Lorsqu’elle avait été diffusée aux États-Unis et en Allemagne de l’Ouest, cette série en quatre épisodes avait été suivie par 120 millions de spectateurs et avait aidé à entraîner un dialogue ouvert sur les causes et les conséquences du génocide des Juifs d’Europe. De nombreux Allemands avaient appelé leurs chaînes de télévision, en larmes, pour expliquer leur honte face aux événements dépeints et certains anciens soldats nazis avaient confessé les détails de leurs crimes.
Frank Bösch, un historien allemand, a expliqué à la BBC penser que la diffusion à la télévision allemande de la mini-série, en 1979, avait été – comme cela avait été aussi le cas de la révolution iranienne et de l’élection de la Première ministre britannique Margaret Thatcher – l’un des événements qui, cette année-là, avait contribué à transformer le monde.

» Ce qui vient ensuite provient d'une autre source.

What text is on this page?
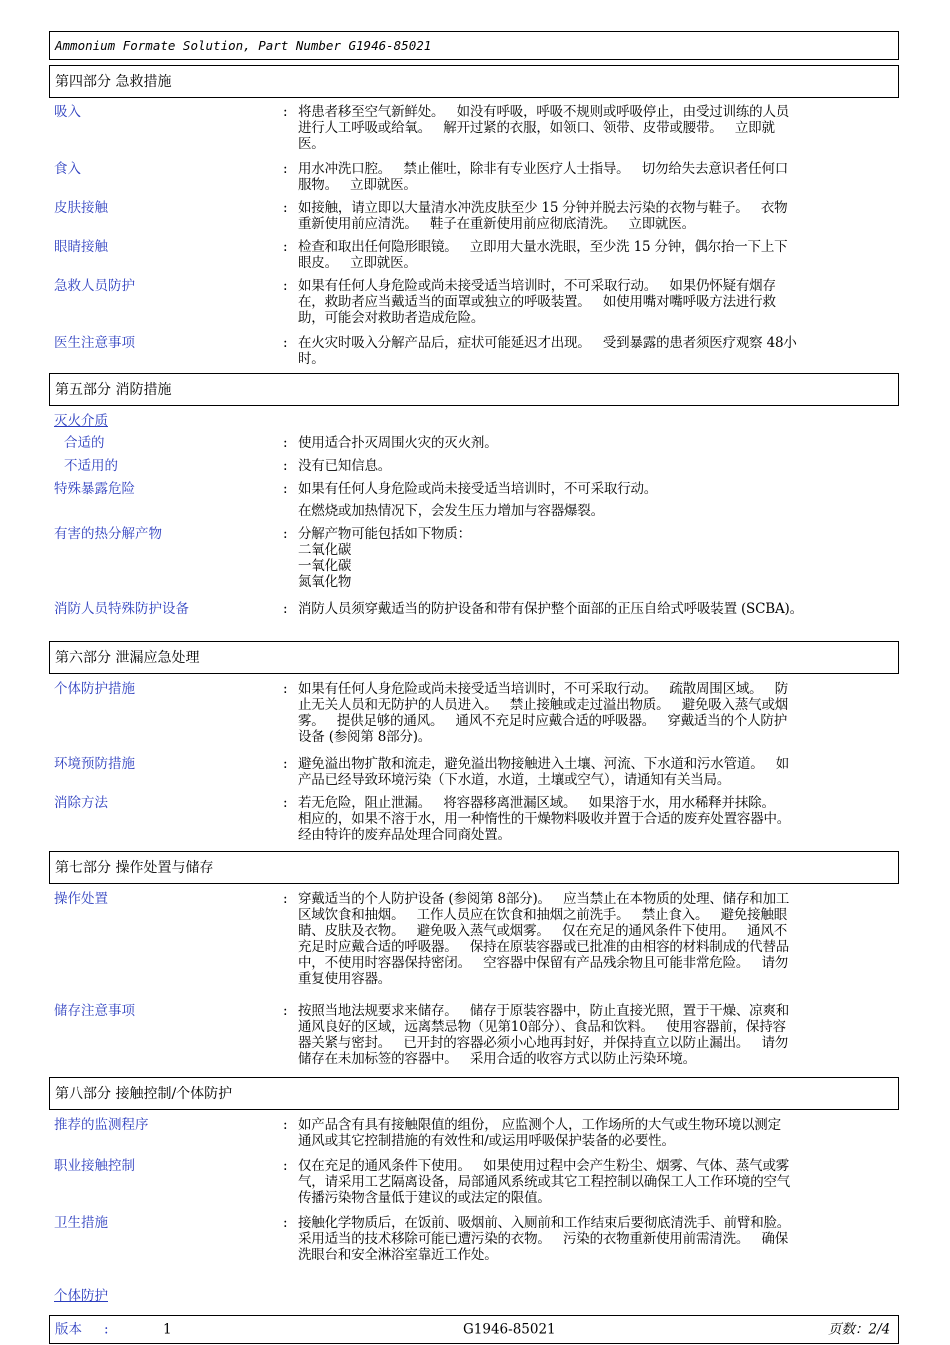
Ammonium Formate Solution, Part Number G1946-85021
第四部分 急救措施
吸入	: 将患者移至空气新鲜处。   如没有呼吸，呼吸不规则或呼吸停止，由受过训练的人员
进行人工呼吸或给氧。   解开过紧的衣服，如领口、领带、皮带或腰带。   立即就
医。
食入	: 用水冲洗口腔。   禁止催吐，除非有专业医疗人士指导。   切勿给失去意识者任何口
服物。   立即就医。
皮肤接触	: 如接触，请立即以大量清水冲洗皮肤至少 15 分钟并脱去污染的衣物与鞋子。   衣物
重新使用前应清洗。   鞋子在重新使用前应彻底清洗。   立即就医。
眼睛接触	: 检查和取出任何隐形眼镜。   立即用大量水洗眼，至少洗 15 分钟，偶尔抬一下上下
眼皮。   立即就医。
急救人员防护	: 如果有任何人身危险或尚未接受适当培训时，不可采取行动。   如果仍怀疑有烟存
在，救助者应当戴适当的面罩或独立的呼吸装置。   如使用嘴对嘴呼吸方法进行救
助，可能会对救助者造成危险。
医生注意事项	: 在火灾时吸入分解产品后，症状可能延迟才出现。   受到暴露的患者须医疗观察 48小
时。
第五部分 消防措施
灭火介质
合适的	: 使用适合扑灭周围火灾的灭火剂。
不适用的	: 没有已知信息。
特殊暴露危险	: 如果有任何人身危险或尚未接受适当培训时，不可采取行动。
在燃烧或加热情况下，会发生压力增加与容器爆裂。
有害的热分解产物	: 分解产物可能包括如下物质：
二氧化碳
一氧化碳
氮氧化物
消防人员特殊防护设备	: 消防人员须穿戴适当的防护设备和带有保护整个面部的正压自给式呼吸装置 (SCBA)。
第六部分 泄漏应急处理
个体防护措施	: 如果有任何人身危险或尚未接受适当培训时，不可采取行动。   疏散周围区域。   防
止无关人员和无防护的人员进入。   禁止接触或走过溢出物质。   避免吸入蒸气或烟
雾。   提供足够的通风。   通风不充足时应戴合适的呼吸器。   穿戴适当的个人防护
设备 (参阅第 8部分)。
环境预防措施	: 避免溢出物扩散和流走，避免溢出物接触进入土壤、河流、下水道和污水管道。   如
产品已经导致环境污染（下水道，水道，土壤或空气），请通知有关当局。
消除方法	: 若无危险，阻止泄漏。   将容器移离泄漏区域。   如果溶于水，用水稀释并抹除。
相应的，如果不溶于水，用一种惰性的干燥物料吸收并置于合适的废弃处置容器中。
经由特许的废弃品处理合同商处置。
第七部分 操作处置与储存
操作处置	: 穿戴适当的个人防护设备 (参阅第 8部分)。   应当禁止在本物质的处理、储存和加工
区域饮食和抽烟。   工作人员应在饮食和抽烟之前洗手。   禁止食入。   避免接触眼
睛、皮肤及衣物。   避免吸入蒸气或烟雾。   仅在充足的通风条件下使用。   通风不
充足时应戴合适的呼吸器。   保持在原装容器或已批准的由相容的材料制成的代替品
中，不使用时容器保持密闭。   空容器中保留有产品残余物且可能非常危险。   请勿
重复使用容器。
储存注意事项	: 按照当地法规要求来储存。   储存于原装容器中，防止直接光照，置于干燥、凉爽和
通风良好的区域，远离禁忌物（见第10部分）、食品和饮料。   使用容器前，保持容
器关紧与密封。   已开封的容器必须小心地再封好，并保持直立以防止漏出。   请勿
储存在未加标签的容器中。   采用合适的收容方式以防止污染环境。
第八部分 接触控制/个体防护
推荐的监测程序	: 如产品含有具有接触限值的组份， 应监测个人，工作场所的大气或生物环境以测定
通风或其它控制措施的有效性和/或运用呼吸保护装备的必要性。
职业接触控制	: 仅在充足的通风条件下使用。   如果使用过程中会产生粉尘、烟雾、气体、蒸气或雾
气，请采用工艺隔离设备，局部通风系统或其它工程控制以确保工人工作环境的空气
传播污染物含量低于建议的或法定的限值。
卫生措施	: 接触化学物质后，在饭前、吸烟前、入厕前和工作结束后要彻底清洗手、前臂和脸。
采用适当的技术移除可能已遭污染的衣物。   污染的衣物重新使用前需清洗。   确保
洗眼台和安全淋浴室靠近工作处。
个体防护
版本 :	1	G1946-85021	页数：2/4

Première œuvre de fiction majeure consacrée à la Shoah et à destination du grand public dans le monde anglophone, la série avait présenté en tête d’affiche Meryl Streep et James Woods. Elle avait suivi la vie de deux familles dans l’Allemagne occupée par les nazis – une famille juive et une famille chrétienne qui devait finalement épouser l’idéologie nationale-socialiste. Couvrant un grand nombre d’événements réels survenus pendant le génocide – la nuit de Cristal, le soulèvement du ghetto de Varsovie et évoquant les camps de concentration de Buchenwald, Auschwitz et Sobibor – les quatre épisodes avaient été une révélation pour de nombreux téléspectateurs. Ils avaient aussi été à l’origine d’une controverse : le survivant Elie Wiesel avait prétendu que la série banalisait les atrocités commises pendant la Shoah.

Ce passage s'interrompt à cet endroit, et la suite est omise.